Saving Your 801 Roller Frame

by Captain James R. Watson

Photo at top: How a simple S hook can save your 801 Roller Frame.

When you’ve completed a coating task using an 801 Roller Frame and 800 Roller Cover, what next? The frame is reusable. But if you leave it resting in the pan while the residual epoxy cures, you‘ll probably ruin both the reusable pan and the frame. If you lay the roller and frame on a workbench, it will be stuck there the next day. Here is a simple solution to this problem that will allow you to reuse your frame again and again.

Setting the roller on a piece of plastic will bring you closer to success but in any instance where the frame rests on a surface while the epoxy cures, the cover will accumulate epoxy where it touches the surface. This accumulated epoxy forms at the end of the plastic roller, and then cures. Attempts to remove epoxied roller covers may break the frame. Cutting the cover off with a saw is tedious and may damage both the frame and your saw.
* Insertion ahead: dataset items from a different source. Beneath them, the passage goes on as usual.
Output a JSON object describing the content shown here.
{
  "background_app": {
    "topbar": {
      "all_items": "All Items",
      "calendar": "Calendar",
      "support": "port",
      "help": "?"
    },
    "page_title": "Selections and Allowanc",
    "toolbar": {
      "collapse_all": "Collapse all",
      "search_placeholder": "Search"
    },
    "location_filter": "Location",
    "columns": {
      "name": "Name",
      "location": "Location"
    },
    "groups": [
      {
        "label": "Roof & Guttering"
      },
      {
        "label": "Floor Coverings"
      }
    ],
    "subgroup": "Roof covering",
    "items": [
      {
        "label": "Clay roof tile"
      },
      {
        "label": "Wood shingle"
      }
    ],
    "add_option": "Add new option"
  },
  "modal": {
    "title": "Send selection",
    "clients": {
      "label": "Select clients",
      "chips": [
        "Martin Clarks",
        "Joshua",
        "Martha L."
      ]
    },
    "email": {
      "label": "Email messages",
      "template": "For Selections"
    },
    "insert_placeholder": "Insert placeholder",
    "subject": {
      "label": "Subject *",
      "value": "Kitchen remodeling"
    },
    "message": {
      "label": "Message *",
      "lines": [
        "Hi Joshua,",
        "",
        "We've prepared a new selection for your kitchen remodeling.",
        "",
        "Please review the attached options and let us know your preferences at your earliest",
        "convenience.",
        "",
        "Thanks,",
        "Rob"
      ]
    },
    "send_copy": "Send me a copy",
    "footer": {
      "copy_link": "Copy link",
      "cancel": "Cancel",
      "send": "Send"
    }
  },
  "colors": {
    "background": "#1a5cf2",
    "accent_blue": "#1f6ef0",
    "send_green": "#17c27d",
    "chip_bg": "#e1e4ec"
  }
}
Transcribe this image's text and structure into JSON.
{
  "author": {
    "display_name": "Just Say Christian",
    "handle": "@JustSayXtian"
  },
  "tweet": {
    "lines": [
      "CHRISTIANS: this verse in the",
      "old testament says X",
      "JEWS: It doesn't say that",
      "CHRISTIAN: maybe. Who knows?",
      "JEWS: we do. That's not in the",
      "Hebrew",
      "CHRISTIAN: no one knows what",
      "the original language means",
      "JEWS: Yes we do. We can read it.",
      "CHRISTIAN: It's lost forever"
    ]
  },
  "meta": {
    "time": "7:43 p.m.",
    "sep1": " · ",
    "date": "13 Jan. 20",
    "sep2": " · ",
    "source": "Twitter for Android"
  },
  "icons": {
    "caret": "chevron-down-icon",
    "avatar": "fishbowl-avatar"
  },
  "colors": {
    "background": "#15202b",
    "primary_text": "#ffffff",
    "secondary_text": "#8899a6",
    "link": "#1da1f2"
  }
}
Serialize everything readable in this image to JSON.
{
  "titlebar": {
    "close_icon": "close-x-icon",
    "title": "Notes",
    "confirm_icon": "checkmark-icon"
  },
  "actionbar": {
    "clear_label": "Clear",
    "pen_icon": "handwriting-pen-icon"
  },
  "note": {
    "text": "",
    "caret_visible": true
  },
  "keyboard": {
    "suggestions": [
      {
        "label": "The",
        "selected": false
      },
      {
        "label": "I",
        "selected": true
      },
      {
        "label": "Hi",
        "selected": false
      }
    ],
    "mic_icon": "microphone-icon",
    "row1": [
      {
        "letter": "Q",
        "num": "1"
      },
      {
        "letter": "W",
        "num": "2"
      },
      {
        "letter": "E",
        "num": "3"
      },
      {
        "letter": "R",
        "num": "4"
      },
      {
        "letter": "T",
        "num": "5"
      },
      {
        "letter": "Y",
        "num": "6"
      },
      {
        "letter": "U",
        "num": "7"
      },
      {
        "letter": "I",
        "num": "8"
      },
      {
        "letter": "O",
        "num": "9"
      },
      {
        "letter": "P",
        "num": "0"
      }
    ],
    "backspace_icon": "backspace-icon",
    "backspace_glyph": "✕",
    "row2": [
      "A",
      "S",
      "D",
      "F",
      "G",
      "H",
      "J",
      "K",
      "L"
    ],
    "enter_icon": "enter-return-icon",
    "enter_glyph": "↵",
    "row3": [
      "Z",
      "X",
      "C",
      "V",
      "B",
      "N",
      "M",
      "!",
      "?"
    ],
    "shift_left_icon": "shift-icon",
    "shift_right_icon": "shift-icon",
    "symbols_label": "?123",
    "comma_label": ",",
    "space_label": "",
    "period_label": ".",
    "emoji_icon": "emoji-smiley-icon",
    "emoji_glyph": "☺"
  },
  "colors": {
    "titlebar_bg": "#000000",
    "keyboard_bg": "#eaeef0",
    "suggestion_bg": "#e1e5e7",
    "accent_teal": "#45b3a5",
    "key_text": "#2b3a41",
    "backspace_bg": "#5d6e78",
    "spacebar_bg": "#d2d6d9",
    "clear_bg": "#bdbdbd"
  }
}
Removing the roller cover from the frame before the epoxy cures is one answer, but that can be difficult to do difficult because wet epoxy is slippery.

After 30 years of confronting this issue, I’ve found the best solution. First, remove the excess epoxy from the foam roller cover by rolling it on cardboard or scrap wood. Next, hang the frame and roller cover from an S hook. The hook should be connected at the turn in the frame (as shown in the photo above) and allowed to cure that way. With the frame hung this way, any excess epoxy runs to the ‘open’ end of the cover.

Once the epoxy is cured, remove the cover from the frame by simply pulling on the cover. With this approach, I‘ve been able to reuse the same roller frame many times.